Tuesday, November 25, 2008

My best-ever present...

Psst! Don't let on. Don't breathe a word...Somewhere in the vastness of the United States Pam's small son Jack has asked Father Christmas (or maybe there he's called Santa Claus) to bring him a bike. Now I know - and blog world knows - that Pam has, on behalf of F. Christmas found the bike of his dreams and that on Christmas morning one small boy will be very happy indeed. We'll keep it a surprise.

What, asked Pam as an afterthought, were her readers' favourite presents?

It didn't take much head scratching to remember a Christmas in the mid sixties when, along with the painting by numbers set and the 'sensible dressing gown from hell' I unwrapped the neatest little transistor radio - the iPod of its day. This picture - found on some radio geek's site - does not do it justice - it was immeasurably more gorgeous. It sat in all its hard plastic glory in a tan leather case. It had a strap - I think aspiring hipsters were meant to sling it over their shoulder for music on the go - which I discarded immediately as 'not cool' - although I'm not sure if 'cool' had reached south Warwickshire as early as 1960 something....

It was a license to listen and listen I did; indoors and outdoors, under the covers, in the bath or on interminable car journeys where, with it clutched to my ear, I would hope for a signal. It saw me through school and university, first home and at least 1 child. I discovered drama and comedy and to distrust anything labeled 'light entertainment.' The batteries - big chunky jobs - lasted forever. No complicated knobs, buttons and dials - I seem to remember one for volume and one for tuning; the Home Service and The Light Programme. How primitive it all seems now.

Being so far inland, pirate stations London and Caroline were but whispers in my ear - but lying in bed on a school night with my radio alongside me on the pillow I would strain to listen to John Peel's idiosyncratic 'Perfumed Garden Show' a pot pourri of blues, folk, rock and West Coast wackiness. Radio Luxembourg with its crackles and whistles was never quite as enticing. And Radio 1, the hip answer to the Light Programme? I suppose it had its moments.

I can't remember when we parted company. I wonder if something more sophisticated* came on the market. It's more likely that old age and one accident too many involving bath water meant an untimely end. RIP little radio. Gone but not forgotten.

* I've just remembered. Indeed it did - in the form of a 'Brixton Briefcase' - a 'ghetto blaster'; an amalgam of cassette decks, loudspeakers, controls, aerials, bells and whistles. What a waste of space that was.

10 comments:

Ska, not a good mother but working on it said...

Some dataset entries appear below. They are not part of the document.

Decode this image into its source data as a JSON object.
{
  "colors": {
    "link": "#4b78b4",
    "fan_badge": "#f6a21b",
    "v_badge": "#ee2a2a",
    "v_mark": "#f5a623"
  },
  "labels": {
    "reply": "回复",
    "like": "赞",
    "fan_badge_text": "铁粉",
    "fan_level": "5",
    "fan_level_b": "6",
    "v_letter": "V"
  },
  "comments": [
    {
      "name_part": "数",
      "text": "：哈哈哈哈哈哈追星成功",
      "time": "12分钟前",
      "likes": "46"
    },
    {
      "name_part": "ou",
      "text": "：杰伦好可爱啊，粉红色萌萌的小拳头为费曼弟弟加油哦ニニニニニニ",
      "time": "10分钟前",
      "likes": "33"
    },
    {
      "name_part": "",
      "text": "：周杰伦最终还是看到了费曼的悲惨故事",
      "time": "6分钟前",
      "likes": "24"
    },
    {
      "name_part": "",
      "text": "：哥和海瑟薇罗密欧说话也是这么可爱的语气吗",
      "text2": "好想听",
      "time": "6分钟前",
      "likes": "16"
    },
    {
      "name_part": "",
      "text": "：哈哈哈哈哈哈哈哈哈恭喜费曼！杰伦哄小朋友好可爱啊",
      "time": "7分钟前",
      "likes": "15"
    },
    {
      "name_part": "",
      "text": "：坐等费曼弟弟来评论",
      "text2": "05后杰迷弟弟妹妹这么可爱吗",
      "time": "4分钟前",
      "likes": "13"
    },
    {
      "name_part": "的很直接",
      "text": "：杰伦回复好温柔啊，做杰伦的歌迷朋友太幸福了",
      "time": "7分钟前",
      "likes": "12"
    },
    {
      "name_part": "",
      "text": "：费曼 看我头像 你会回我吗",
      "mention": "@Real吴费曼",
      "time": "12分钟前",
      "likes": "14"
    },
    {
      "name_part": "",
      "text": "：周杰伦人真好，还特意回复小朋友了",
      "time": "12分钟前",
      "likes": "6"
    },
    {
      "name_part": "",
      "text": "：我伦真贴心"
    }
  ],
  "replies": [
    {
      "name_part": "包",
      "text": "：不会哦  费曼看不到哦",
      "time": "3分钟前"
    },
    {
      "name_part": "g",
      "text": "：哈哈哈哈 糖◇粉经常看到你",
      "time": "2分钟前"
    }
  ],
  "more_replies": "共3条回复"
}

oh the radio! this brings back wonderful memories
I used to listen to mine, clearly much smaller, under my covers, always radio luxembourg, oh i was trend setter in my time. on the hour i think they every hour all day they played the disc of the day - david cassidy, the osminds - pure bliss! and waht about the lunchtime pop party they had on radio one??? johnnie walker anyone?

Claire said...

oh you have brought back memories of a small transistor radio I purchased in the late sixties or early seventies with a combination of Rice Crispie tokens and pocket money. I recall late night in bed listening to Kid Jensen which I think might have been Radio Luxemburg? Nostalgia mm...

Twiglet said...

The youngsters of today can never appreciate how precious our little radios were back then. Today we are surrounded by music and can select exactly the tracks we love most and listen to them whenever we want.They will never know the joy of twiddling the knobs and catching fleeting favourites on a crackling Radio Luxemburg wave band.

Elizabethd said...

I too loved my little radio, and of course listened to R. Lux.
One of my best buys in the shhhh, 50s, was a Dansette record player!

Pam said...

The radio! It's just as I pictured it.
I can't remember my first radio but I remember my record player - I used to crank the arm back so it played the same song over and over and over. Used to drive my mum mad.

Elizabeth Musgrave said...

Now Ian is a radio junkie and has all sorts of radios scattered about the house but still has a soft spot for the first one he ever owned, gone to the junk shop in the sky I think.

LITTLE BROWN DOG said...

Oh yes - transistors, remember them well. They would all come out into other people's gardens in the summer. I remember having one not unlike yours, and tuning in illicitly to Radios Caroline and Luxembourg after lights out. Happy memories...

Norma Murray said...

Oh You lucky girl. I had to make do with a second hand dansette record player.

Pondside said...

Well that took me back to 1965 when my American uncle sent me a transistor for my birthday. I was the only one in our small Ontario school to have her own transistor - oblong and encased, like yours, in a tan leather (?) case, with a long strap. In those days, unless one lived near the US border there were never more than two radio stations - the CBC and the local station. Oh how we longed for the sophistication of Toronto's CHUM or for the fabled Radio Luxemburg!

Exmoorjane said...

Radio Luxembourg here......and Caroline and remember the excitement when Capital Radio started (I had the badge!). I think you missed a trick though, not wearing it slung casually over the shoulder!